Gordon Tillman wrote:


On Dec 16, 2005, at 13:18, [EMAIL PROTECTED] wrote:


Can anyone advise on the best mode? At the moment I am inclined to create a one-card stack that links to a text file. In the text file, one line of text would contain all of the data for one card. So to "go" to card 533 the computer would simply read line 533 of the text file, parse it, and set up the data onto the fields. This method seems really good as searches are very fast using "lineoffset", and if things get fouled up I can simply open the text file in any word-processor and fix it. I also like the fact that I don't have to continually save the stack -- in my script the text file would be continually
updated as fields are changed, cards created/deleted.



I would recommend that you use the altSQLite external from http:// www.altuit.com/webs/hemingway/AltuitCover/default.htm.

This external is a wrapper around the excellent SQLite database engine.

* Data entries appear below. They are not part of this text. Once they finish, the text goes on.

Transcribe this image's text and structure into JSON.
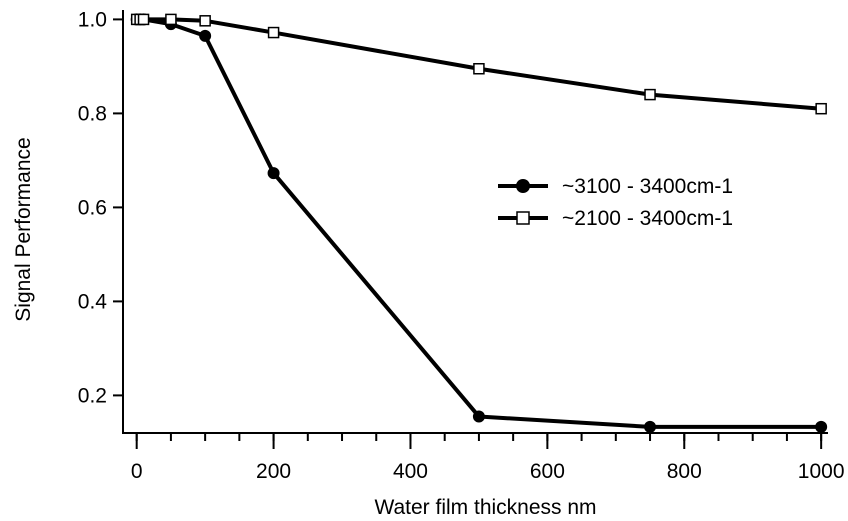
{
  "chart_data": {
    "type": "line",
    "title": "",
    "xlabel": "Water film thickness nm",
    "ylabel": "Signal Performance",
    "xlim": [
      -20,
      1010
    ],
    "ylim": [
      0.12,
      1.02
    ],
    "x_ticks": [
      0,
      200,
      400,
      600,
      800,
      1000
    ],
    "x_tick_labels": [
      "0",
      "200",
      "400",
      "600",
      "800",
      "1000"
    ],
    "y_ticks": [
      0.2,
      0.4,
      0.6,
      0.8,
      1.0
    ],
    "y_tick_labels": [
      "0.2",
      "0.4",
      "0.6",
      "0.8",
      "1.0"
    ],
    "x_minor_step": 50,
    "grid": false,
    "legend_placement": "center-right",
    "series": [
      {
        "name": "~3100 - 3400cm-1",
        "marker": "filled-circle",
        "color": "#000000",
        "x": [
          0,
          5,
          10,
          50,
          100,
          200,
          500,
          750,
          1000
        ],
        "y": [
          1.0,
          1.0,
          1.0,
          0.99,
          0.965,
          0.673,
          0.155,
          0.133,
          0.133
        ]
      },
      {
        "name": "~2100 - 3400cm-1",
        "marker": "open-square",
        "color": "#000000",
        "x": [
          0,
          5,
          10,
          50,
          100,
          200,
          500,
          750,
          1000
        ],
        "y": [
          1.0,
          1.0,
          1.0,
          1.0,
          0.997,
          0.972,
          0.895,
          0.84,
          0.81
        ]
      }
    ]
  }
}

You can read more about SQLite here:

http://sqlite.org/

Works very well, is extremely fast, and can handle even much larger databases that what you are needing. Plus it is less expensive than than the Valentina route. The database file is also fully cross- platform.

sqlite sounds like a good option - but I'm not sure it is needed. For 5000 records of 50 fields, that's not a scale of problem that *requires* any database. There may be other aspects of your problem that cause you to need a database (complex searches or sorting, maybe), but for many purposes, the simple text file with CR + TAB delimiters should be adequate.

I have a couple of such projects - the larger one is 8-9,000 records of 40 fields per record - around 1.4 Mb total data. Straightforward searches - e.g. filtering to display only those records that match a couple of values or even regexes in specific fields - are, to all intents and purposes, instantaneous. I don't do much in the way of inter-record combinations, though I do some (it's a pedigree database, and I do things like multi-generation pedigrees and offspring reports). This is done with a simple text file for storage, with a the data held in a Transcript variable.

You should be careful about how / when you save changes (I do so only on user command, and keep N generations of backups, where N is user-selectable) - but my database is close to read-only - changes are infrequent and usually arrive in a large batch.

My advice is to not leap into using a more complex solution until you've proven a need for it.